(Reuters) - Starbucks Corp (SBUX.O) head Howard Schultz told employees on Sunday they will no longer be encouraged to write "Race Together" on drinks cups, but the company's effort to promote discussion of racial issues “is far from over”.
The world's biggest coffee chain kicked off a U.S. race relations campaign last week when it published full-page ads in major U.S. newspapers with the words "Shall We Overcome?" at center page and "RaceTogether" and the Starbucks logo near the bottom.
Employees behind the counter were also given the option of writing "Race Together" on customers' cups.
The campaign was met with skepticism on social media, with many complaining the company was overstepping it boundaries with a campaign on sensitive cultural topics that had no place in the coffee shop's lines.

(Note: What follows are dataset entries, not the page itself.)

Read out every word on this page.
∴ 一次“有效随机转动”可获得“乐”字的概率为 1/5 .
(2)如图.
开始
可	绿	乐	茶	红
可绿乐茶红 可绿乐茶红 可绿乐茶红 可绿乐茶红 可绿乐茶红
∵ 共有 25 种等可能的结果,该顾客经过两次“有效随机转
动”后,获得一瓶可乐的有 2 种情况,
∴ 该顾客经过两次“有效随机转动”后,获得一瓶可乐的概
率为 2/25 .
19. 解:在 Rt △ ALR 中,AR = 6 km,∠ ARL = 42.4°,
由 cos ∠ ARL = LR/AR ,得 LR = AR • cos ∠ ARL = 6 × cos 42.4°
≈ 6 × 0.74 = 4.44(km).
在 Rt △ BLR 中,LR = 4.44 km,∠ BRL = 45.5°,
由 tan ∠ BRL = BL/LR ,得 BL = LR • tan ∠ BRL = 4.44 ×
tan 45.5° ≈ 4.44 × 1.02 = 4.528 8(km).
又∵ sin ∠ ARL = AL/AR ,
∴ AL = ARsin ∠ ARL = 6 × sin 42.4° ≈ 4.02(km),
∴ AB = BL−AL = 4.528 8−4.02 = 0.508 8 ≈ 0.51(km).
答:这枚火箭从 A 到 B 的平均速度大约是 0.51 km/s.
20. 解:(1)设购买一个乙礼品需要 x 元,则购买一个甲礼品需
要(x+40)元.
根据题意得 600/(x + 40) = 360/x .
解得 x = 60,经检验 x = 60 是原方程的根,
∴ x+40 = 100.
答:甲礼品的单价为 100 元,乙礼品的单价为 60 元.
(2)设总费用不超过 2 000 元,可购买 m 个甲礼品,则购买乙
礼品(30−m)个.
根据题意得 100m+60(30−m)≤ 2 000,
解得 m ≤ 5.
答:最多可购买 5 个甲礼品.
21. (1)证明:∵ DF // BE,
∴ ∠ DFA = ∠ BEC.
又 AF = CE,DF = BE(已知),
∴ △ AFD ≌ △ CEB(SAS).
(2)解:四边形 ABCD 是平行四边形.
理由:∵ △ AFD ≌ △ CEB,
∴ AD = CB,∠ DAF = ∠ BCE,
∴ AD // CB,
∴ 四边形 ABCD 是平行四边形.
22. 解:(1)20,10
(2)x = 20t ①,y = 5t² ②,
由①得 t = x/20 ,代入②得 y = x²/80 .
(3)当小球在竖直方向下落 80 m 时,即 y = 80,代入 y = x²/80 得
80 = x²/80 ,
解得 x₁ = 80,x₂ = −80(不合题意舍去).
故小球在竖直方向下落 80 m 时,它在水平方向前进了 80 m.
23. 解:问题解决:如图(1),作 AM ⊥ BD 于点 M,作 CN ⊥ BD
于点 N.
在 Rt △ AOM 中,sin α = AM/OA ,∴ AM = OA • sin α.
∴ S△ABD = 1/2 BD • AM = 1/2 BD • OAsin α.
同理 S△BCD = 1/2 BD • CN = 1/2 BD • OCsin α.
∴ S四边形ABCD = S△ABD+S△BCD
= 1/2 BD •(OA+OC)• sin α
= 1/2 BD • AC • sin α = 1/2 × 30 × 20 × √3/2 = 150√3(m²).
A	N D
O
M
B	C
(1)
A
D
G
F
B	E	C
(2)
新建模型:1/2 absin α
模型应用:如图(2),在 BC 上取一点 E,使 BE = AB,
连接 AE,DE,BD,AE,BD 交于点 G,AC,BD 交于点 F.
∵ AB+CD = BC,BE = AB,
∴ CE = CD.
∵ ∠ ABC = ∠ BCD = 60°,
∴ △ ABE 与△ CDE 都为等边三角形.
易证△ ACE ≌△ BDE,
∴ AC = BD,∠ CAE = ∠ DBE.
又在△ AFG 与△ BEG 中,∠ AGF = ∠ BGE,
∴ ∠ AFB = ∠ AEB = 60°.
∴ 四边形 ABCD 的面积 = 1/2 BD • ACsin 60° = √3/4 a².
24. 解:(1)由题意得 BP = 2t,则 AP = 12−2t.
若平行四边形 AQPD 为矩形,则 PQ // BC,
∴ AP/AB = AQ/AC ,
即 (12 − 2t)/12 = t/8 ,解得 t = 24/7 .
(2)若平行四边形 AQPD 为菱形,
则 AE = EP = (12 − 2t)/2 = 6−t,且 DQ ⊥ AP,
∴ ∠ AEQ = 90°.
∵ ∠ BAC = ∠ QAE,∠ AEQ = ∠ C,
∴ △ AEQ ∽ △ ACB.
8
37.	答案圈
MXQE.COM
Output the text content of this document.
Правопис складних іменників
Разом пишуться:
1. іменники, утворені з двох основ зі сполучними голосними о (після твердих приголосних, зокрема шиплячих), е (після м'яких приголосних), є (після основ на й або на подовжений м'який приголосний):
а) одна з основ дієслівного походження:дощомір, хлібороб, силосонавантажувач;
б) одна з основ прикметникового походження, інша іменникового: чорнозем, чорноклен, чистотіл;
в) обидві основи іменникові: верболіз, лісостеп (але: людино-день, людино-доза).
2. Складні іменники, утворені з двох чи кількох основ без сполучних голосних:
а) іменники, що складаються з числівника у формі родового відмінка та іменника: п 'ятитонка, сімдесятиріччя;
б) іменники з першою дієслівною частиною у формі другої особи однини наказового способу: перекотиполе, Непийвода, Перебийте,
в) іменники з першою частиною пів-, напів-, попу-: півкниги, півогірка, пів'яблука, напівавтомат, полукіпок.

Starbucks said the phase of the campaign that involved messages on drink cups was always scheduled to end Sunday.
“I know this hasn’t been easy for any of you – let me assure you that we didn’t expect universal praise,” Chief Executive Schultz wrote in a letter to staff and released by the company on Sunday. “We leaned in because we believed that starting this dialogue is what matters most.”
Schultz said Starbucks plans more “Race Together” activities, including efforts to expand into urban neighborhoods, hire 10,000 “opportunity youth” over the next three years, and produce advertising on the campaign with Gannett Co.’s (GCI.N) USA Today.